The Pac-10 expansion to the Pac-12 so far is going great. Though the season is really just underway, the math that made the expansion logic work is paying off.
The Pac-10 by its nature had four teams go to bowls in the 2010-2011 season. By adding two more teams, the potential for revenue automatically increases.
Why, you ask? It's simple math.
If you add two teams, you add two more potential teams to the pool of six-game winners that can go to a bowl. If you look at the SEC and Big Ten, you see they have the ability to go deep in the bowl scenarios.

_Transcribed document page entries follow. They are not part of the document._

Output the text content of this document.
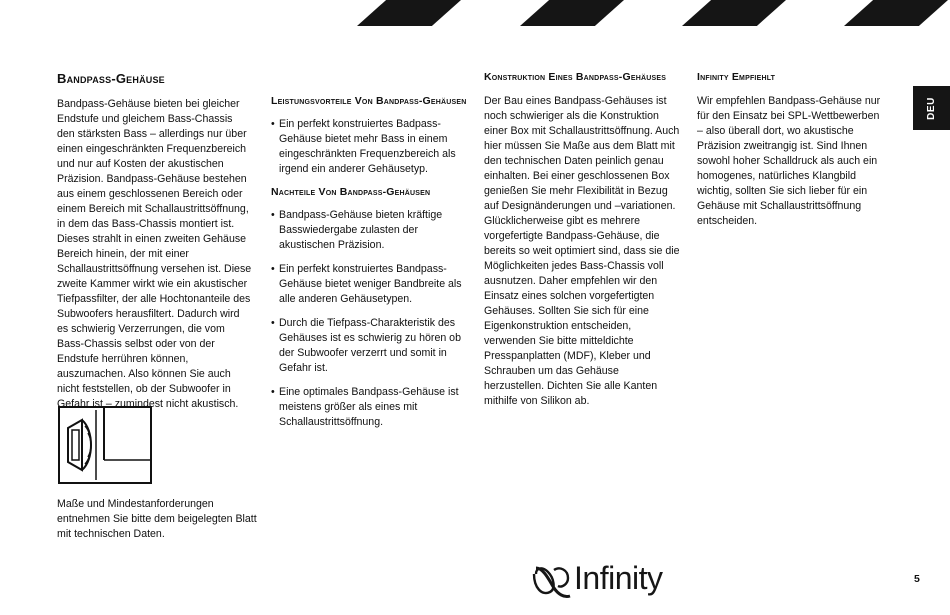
Bandpass-Gehäuse

Bandpass-Gehäuse bieten bei gleicher Endstufe und gleichem Bass-Chassis den stärksten Bass – allerdings nur über einen eingeschränkten Frequenzbereich und nur auf Kosten der akustischen Präzision. Bandpass-Gehäuse bestehen aus einem geschlossenen Bereich oder einem Bereich mit Schallaustrittsöffnung, in dem das Bass-Chassis montiert ist. Dieses strahlt in einen zweiten Gehäuse Bereich hinein, der mit einer Schallaustrittsöffnung versehen ist. Diese zweite Kammer wirkt wie ein akustischer Tiefpassfilter, der alle Hochtonanteile des Subwoofers herausfiltert. Dadurch wird es schwierig Verzerrungen, die vom Bass-Chassis selbst oder von der Endstufe herrühren können, auszumachen. Also können Sie auch nicht feststellen, ob der Subwoofer in Gefahr ist – zumindest nicht akustisch.

Maße und Mindestanforderungen entnehmen Sie bitte dem beigelegten Blatt mit technischen Daten.

Leistungsvorteile Von Bandpass-Gehäusen
• Ein perfekt konstruiertes Badpass-Gehäuse bietet mehr Bass in einem eingeschränkten Frequenzbereich als irgend ein anderer Gehäusetyp.
Nachteile Von Bandpass-Gehäusen
• Bandpass-Gehäuse bieten kräftige Basswiedergabe zulasten der akustischen Präzision.
• Ein perfekt konstruiertes Bandpass-Gehäuse bietet weniger Bandbreite als alle anderen Gehäusetypen.
• Durch die Tiefpass-Charakteristik des Gehäuses ist es schwierig zu hören ob der Subwoofer verzerrt und somit in Gefahr ist.
• Eine optimales Bandpass-Gehäuse ist meistens größer als eines mit Schallaustrittsöffnung.
Konstruktion Eines Bandpass-Gehäuses

Der Bau eines Bandpass-Gehäuses ist noch schwieriger als die Konstruktion einer Box mit Schallaustrittsöffnung. Auch hier müssen Sie Maße aus dem Blatt mit den technischen Daten peinlich genau einhalten. Bei einer geschlossenen Box genießen Sie mehr Flexibilität in Bezug auf Designänderungen und –variationen. Glücklicherweise gibt es mehrere vorgefertigte Bandpass-Gehäuse, die bereits so weit optimiert sind, dass sie die Möglichkeiten jedes Bass-Chassis voll ausnutzen. Daher empfehlen wir den Einsatz eines solchen vorgefertigten Gehäuses. Sollten Sie sich für eine Eigenkonstruktion entscheiden, verwenden Sie bitte mitteldichte Presspanplatten (MDF), Kleber und Schrauben um das Gehäuse herzustellen. Dichten Sie alle Kanten mithilfe von Silikon ab.

Infinity Empfiehlt

Wir empfehlen Bandpass-Gehäuse nur für den Einsatz bei SPL-Wettbewerben – also überall dort, wo akustische Präzision zweitrangig ist. Sind Ihnen sowohl hoher Schalldruck als auch ein homogenes, natürliches Klangbild wichtig, sollten Sie sich lieber für ein Gehäuse mit Schallaustrittsöffnung entscheiden.

DEU
Infinity	5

The Pac-10 was lagging behind in the all-important year-end cash game, as well as Top 25 rankings. By adding Utah and Colorado, it adds not only the ability to have more teams from the Pac-12 go to bowl games, but the prestige of Pac-12 teams playing teams from the Big Ten and SEC.
So far, the Pac-12 is right on schedule to have at least seven bowl-eligible teams, and with a little luck they might get to eight. The math is on their side.

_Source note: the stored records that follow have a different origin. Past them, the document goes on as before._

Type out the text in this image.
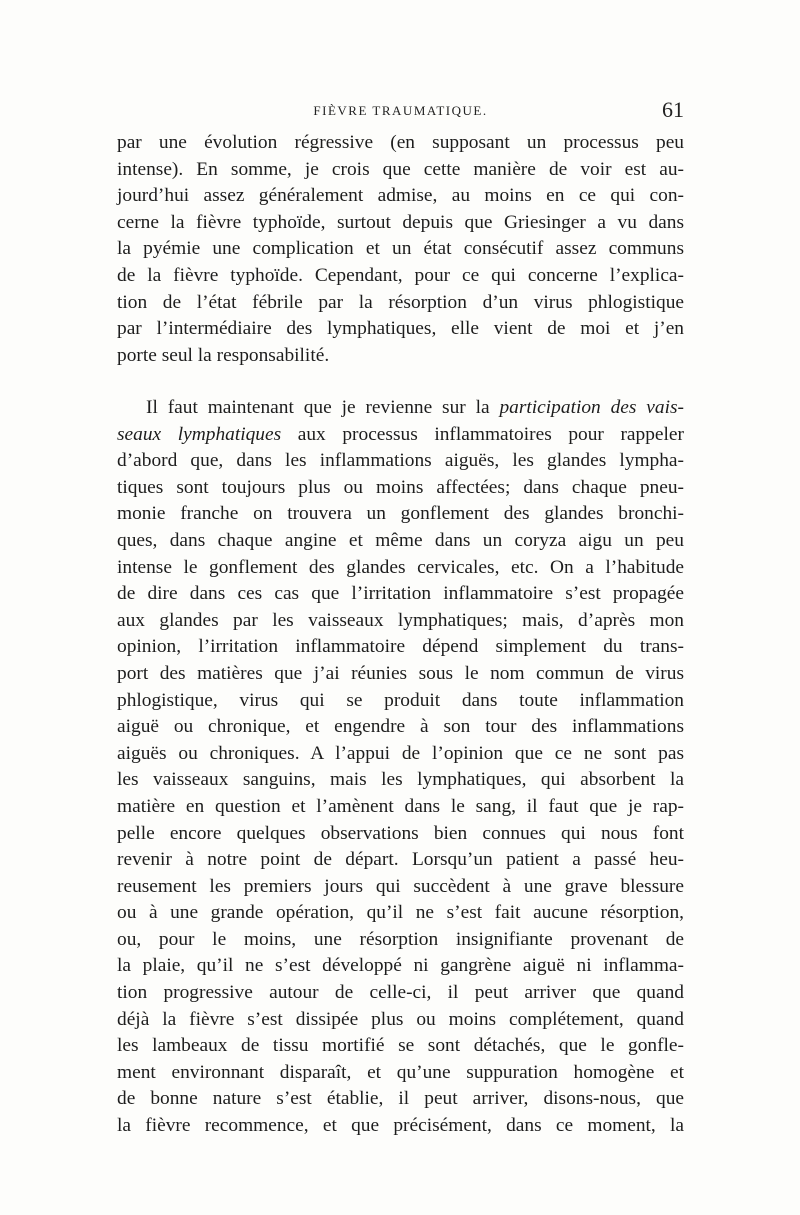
FIÈVRE TRAUMATIQUE.	61
par une évolution régressive (en supposant un processus peu
intense). En somme, je crois que cette manière de voir est au-
jourd’hui assez généralement admise, au moins en ce qui con-
cerne la fièvre typhoïde, surtout depuis que Griesinger a vu dans
la pyémie une complication et un état consécutif assez communs
de la fièvre typhoïde. Cependant, pour ce qui concerne l’explica-
tion de l’état fébrile par la résorption d’un virus phlogistique
par l’intermédiaire des lymphatiques, elle vient de moi et j’en
porte seul la responsabilité.
Il faut maintenant que je revienne sur la participation des vais-
seaux lymphatiques aux processus inflammatoires pour rappeler
d’abord que, dans les inflammations aiguës, les glandes lympha-
tiques sont toujours plus ou moins affectées; dans chaque pneu-
monie franche on trouvera un gonflement des glandes bronchi-
ques, dans chaque angine et même dans un coryza aigu un peu
intense le gonflement des glandes cervicales, etc. On a l’habitude
de dire dans ces cas que l’irritation inflammatoire s’est propagée
aux glandes par les vaisseaux lymphatiques; mais, d’après mon
opinion, l’irritation inflammatoire dépend simplement du trans-
port des matières que j’ai réunies sous le nom commun de virus
phlogistique, virus qui se produit dans toute inflammation
aiguë ou chronique, et engendre à son tour des inflammations
aiguës ou chroniques. A l’appui de l’opinion que ce ne sont pas
les vaisseaux sanguins, mais les lymphatiques, qui absorbent la
matière en question et l’amènent dans le sang, il faut que je rap-
pelle encore quelques observations bien connues qui nous font
revenir à notre point de départ. Lorsqu’un patient a passé heu-
reusement les premiers jours qui succèdent à une grave blessure
ou à une grande opération, qu’il ne s’est fait aucune résorption,
ou, pour le moins, une résorption insignifiante provenant de
la plaie, qu’il ne s’est développé ni gangrène aiguë ni inflamma-
tion progressive autour de celle-ci, il peut arriver que quand
déjà la fièvre s’est dissipée plus ou moins complétement, quand
les lambeaux de tissu mortifié se sont détachés, que le gonfle-
ment environnant disparaît, et qu’une suppuration homogène et
de bonne nature s’est établie, il peut arriver, disons-nous, que
la fièvre recommence, et que précisément, dans ce moment, la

There are six bowls aligned with the Pac-12, plus a BCS bowl. That makes the magic number seven. But there are also at-large bids available for bowls which take the "best team available" with the "best record."
Or in other words, teams that travel well by bringing in their fans.
Utah and Colorado provide the potential not only to pad the win column for Pac-12 teams, but also provide the extra numbers to get to the magic seven bowls.
So far, the plan is working. Utah and Colorado have lost games to perennial power houses who traditionally go to bowl games, thus helping the powers that be get back to the bowl games and make money for the league.
What was a Big Five and Little Five in the Pac-10 has now become the Big Six and Little Six.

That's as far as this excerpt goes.